The costs of an action for infringement or depreciation of goodwill are difficult to predict in the abstract, and depend upon the pleaded issues, the manner in which the proceeding progresses, and the conduct of the parties in the litigation. Costs can range from less than $100,000 for a straightforward proceeding that is resolved in a summary manner, to more than C$1 million for complex actions that are hotly contested between the parties and the ultimate decision is appealed.

The successful party in an action for infringement or depreciation of goodwill is typically entitled to an award of costs.

Appeals

What avenues of appeal are available?

An appeal may be filed with the Federal Court of Appeal for Federal Court decisions and to the relevant provincial court of appeal where an action was brought before a provincial superior court. An appeal to the Supreme Court of Canada is permitted only with leave.

Defences

What defences are available to a charge of infringement or dilution, or any related action?

A defendant in an infringement case will typically argue that there is no confusing similarity between the marks at issue and attack the registered rights on which the plaintiff relies. A defendant in an action for depreciation of goodwill will typically argue that it had not used the plaintiff’s registered trademark, that the plaintiff’s registered trademark is not sufficiently well known to have significant goodwill attached to it, and that the plaintiff’s mark was not used in a manner likely to have an effect on and to depreciate the value of that goodwill.

There are also many ways in which a defendant with significant financial means can seek to delay the progress of proceedings (eg, seeking to strike portions of a pleading, seeking particulars or motions to compel disclosure).

Remedies

What remedies are available to a successful party in an action for infringement or dilution, etc? What criminal remedies exist?

The successful plaintiff in an action for infringement or depreciation of goodwill may seek:

  • interim or interlocutory injunctions;
  • permanent injunctions;
  • damages;
  • an accounting of profits; and
  • the destruction or other disposition of any offending goods, packaging, labels and advertising material and any equipment used to produce the goods, packaging labels or advertising material.

Punitive damages and exemplary damages may be awarded in exceptional circumstances. The successful party is typically entitled to an award of costs.

Penalties for criminal offences include a fine of up to C$1 million and up to five years in prison for an indictment, and a C$25,000 fine and up to six months in prison for a summary conviction offence.

ADR

Are ADR techniques available, commonly used and enforceable? What are the benefits and risks?

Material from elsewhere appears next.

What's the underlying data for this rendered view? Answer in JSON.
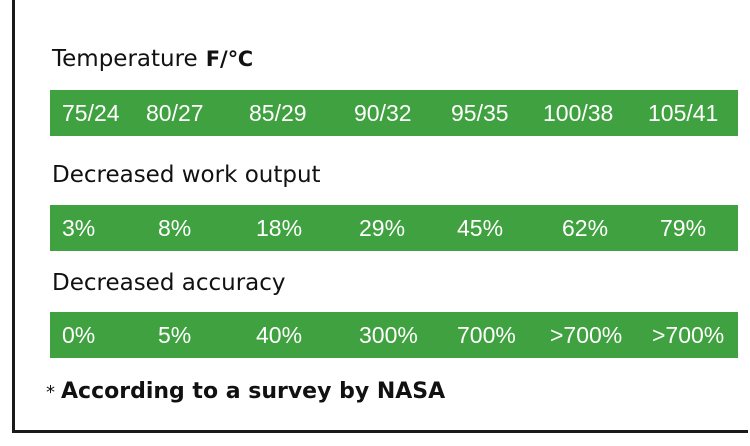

Parties to a dispute may voluntarily participate in mediation. The Federal Court of Canada makes available judges and case management officers to conduct mediations of disputes before the Federal Court, and such mediations often result in successful outcomes.

In some provincial jurisdictions, a party may serve an adverse party with a notice to mediate, which requires the other party to participate in mediation, failing that, their claim or defence may be dismissed.

A mediated settlement agreement is enforceable under provincial law as any other agreement.